Wednesday, August 29, 2012

IDA Darksky Giveaway is on!

If you are not yet familiar with the International Dark-sky Association ( IDA ) now is a great time to become aquatinted with them and sign up as a member.  The IDA's mission is to
...preserve and protect the nighttime environment and our heritage of dark skies through environmentally responsible outdoor lighting. 
Now is a particularly good time to join because any member can enter to with a full set of Teleview Ethos eyepieces via their Darksky Giveaway.  I'm not sure how many members there are, and how many will register online for the contest, but it's a fantastic prize and my odds are probably not too bad! Seeing the announcement in my email box made me think of how I finally decided to join.

Almost since the time I began my most recent foray into amateur astronomy several years ago I knew about the IDA and it's goals.  It does not take more than a few seconds to read their mission statement as it's direct and to the point.  I hated light pollution, but never really thought about donating, until last year at the Pacific Astronomy and Telescope Show ( PATS ).

PATS is a relatively small show, and it does not take more than a few hours to walk the floor and see most of the booths.  I had walked past a the IDA booth a few times when I finally stopped to take a look at some of their literature.  As I was reading one of the pamphlets, I asked the nice guy behind the booth how the day had been so far.  He was upbeat, but said he had not had many people signup for memberships so far.  I kept reading, expecting this to be the end of things, but he said something that made me stop and listen; "I've watched people spend hundreds of dollars on an eyepiece, but they won't spend $50 to help preserve the sky they look at through them".

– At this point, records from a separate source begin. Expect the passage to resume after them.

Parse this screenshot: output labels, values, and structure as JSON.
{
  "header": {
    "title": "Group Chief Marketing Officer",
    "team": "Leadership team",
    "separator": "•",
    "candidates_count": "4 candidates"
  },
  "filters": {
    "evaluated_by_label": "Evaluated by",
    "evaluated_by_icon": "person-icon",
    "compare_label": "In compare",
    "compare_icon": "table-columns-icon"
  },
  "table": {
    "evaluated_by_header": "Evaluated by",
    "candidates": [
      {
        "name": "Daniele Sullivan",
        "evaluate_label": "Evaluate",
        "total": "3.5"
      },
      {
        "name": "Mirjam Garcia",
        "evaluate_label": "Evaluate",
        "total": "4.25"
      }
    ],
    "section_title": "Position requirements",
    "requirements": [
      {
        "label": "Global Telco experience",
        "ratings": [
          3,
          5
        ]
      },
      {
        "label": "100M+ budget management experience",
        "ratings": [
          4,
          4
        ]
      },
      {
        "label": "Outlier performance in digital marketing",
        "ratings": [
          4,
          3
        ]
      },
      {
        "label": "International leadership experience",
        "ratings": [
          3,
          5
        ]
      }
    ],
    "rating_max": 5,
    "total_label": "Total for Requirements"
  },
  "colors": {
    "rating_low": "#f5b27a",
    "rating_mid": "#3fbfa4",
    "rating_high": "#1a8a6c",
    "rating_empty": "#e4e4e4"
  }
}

I knew eyepieces were an investment that would last me a long time, regardless of the telescopes I ended up.  Just that day I purchased a filter and a new 32mm Teleview plossl.  I thought about a time ten or twenty years from now when I would have to travel even further, perhaps prohibitively  far, just to use them.  It was a scary thought, and the investment in preserving the dark sky suddenly seemed like a very sound one.

So now might be a great time to consider if an investment in the future of dark sky observing is right for you... and a set of Ethos' would be pretty cool!